Effect of utilizing peanut husk ash on the properties of ultra-high strength concrete

Abstract

Cement production is classified as a highly contaminating process in recent decades, and numerous efforts have been accomplished to reduce cement used in construction for more sustainability. Cement complementary materials make an ecological impact on its manufacturing, in which the cement production cost can be reduced. In this investigation, peanut husk ash (PHA), as a newly abundant agro-industrial waste ash, was used as a substitution for ordinary Portland cement (OPC) in ultra-high-strength concrete (UHSC). PHA was heat-treated at various temperatures of 400, 500, 600, and 700 °C and utilized with substitution rates of 2.5%, 5.0%, and 7.5%. In addition, recycled granite was utilized as a coarse aggregate in UHSC. Thirteen mixes were prepared and tested to examine the fresh, mechanical, physical, and microstructure characteristics of the proposed UHSC. Concrete slump, compressive strength, indirect tensile strength, flexural strength, bond strength, modulus of elasticity, and water permeability were the measurements in this study. In addition, microstructure characteristics were obtained through X-ray diffraction analysis (XRD), thermo gravimetric analysis (TGA), and scanning electron microscope (SEM).
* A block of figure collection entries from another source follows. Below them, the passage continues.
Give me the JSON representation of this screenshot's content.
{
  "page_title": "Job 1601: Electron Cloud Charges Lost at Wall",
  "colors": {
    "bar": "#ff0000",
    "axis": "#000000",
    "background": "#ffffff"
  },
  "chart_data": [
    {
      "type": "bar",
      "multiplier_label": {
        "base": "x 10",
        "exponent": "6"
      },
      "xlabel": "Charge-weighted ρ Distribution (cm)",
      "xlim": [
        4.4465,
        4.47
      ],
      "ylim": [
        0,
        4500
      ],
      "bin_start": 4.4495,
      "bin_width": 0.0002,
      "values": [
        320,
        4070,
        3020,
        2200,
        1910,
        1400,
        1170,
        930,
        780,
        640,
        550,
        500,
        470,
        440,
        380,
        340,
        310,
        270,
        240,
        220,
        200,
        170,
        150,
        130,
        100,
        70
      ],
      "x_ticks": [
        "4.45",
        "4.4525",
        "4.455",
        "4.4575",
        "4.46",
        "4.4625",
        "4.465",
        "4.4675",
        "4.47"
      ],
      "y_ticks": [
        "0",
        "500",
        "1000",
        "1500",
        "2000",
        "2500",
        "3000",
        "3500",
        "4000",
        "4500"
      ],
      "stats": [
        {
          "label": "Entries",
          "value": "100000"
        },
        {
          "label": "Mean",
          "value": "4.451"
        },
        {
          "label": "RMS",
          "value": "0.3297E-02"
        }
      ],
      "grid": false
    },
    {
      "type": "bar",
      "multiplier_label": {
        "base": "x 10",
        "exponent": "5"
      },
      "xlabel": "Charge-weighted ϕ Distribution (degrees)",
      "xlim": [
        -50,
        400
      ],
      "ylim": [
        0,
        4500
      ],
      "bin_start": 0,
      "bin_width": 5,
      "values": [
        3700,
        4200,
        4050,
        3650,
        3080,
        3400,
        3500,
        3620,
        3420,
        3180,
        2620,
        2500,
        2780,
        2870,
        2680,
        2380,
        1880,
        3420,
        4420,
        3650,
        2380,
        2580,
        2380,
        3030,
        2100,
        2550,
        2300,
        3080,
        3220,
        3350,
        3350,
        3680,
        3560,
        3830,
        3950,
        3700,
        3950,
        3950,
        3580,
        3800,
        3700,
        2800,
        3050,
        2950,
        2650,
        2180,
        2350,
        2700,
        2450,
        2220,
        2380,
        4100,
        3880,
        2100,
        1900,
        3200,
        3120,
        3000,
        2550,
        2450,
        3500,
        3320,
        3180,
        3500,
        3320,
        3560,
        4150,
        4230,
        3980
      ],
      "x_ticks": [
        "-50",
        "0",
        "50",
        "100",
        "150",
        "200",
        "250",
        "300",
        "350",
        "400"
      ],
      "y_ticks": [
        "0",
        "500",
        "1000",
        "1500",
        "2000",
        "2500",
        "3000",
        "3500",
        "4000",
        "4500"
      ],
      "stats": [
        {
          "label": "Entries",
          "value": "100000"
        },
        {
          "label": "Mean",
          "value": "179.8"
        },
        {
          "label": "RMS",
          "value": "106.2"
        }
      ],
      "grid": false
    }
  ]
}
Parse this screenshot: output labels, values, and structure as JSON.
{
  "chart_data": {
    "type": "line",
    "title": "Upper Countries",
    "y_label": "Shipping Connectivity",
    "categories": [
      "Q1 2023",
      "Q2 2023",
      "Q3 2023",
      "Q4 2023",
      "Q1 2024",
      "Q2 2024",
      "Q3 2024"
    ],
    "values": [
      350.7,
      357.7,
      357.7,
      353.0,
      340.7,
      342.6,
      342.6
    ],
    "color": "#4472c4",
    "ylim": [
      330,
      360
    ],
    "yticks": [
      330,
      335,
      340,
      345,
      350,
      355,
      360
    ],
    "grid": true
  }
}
The acquired outcomes revealed that utilizing 5% PHA as a partial substitution of OPC achieved high mechanical characteristics, and the optimal temperature for treating the peanut husk ash was 600 °C. The results of this experimental investigation can contribute well to illustrating the effect of utilizing PHA as a novel agricultural waste ash in UHSC to achieve significant financial benefits and a favorable ecological impact.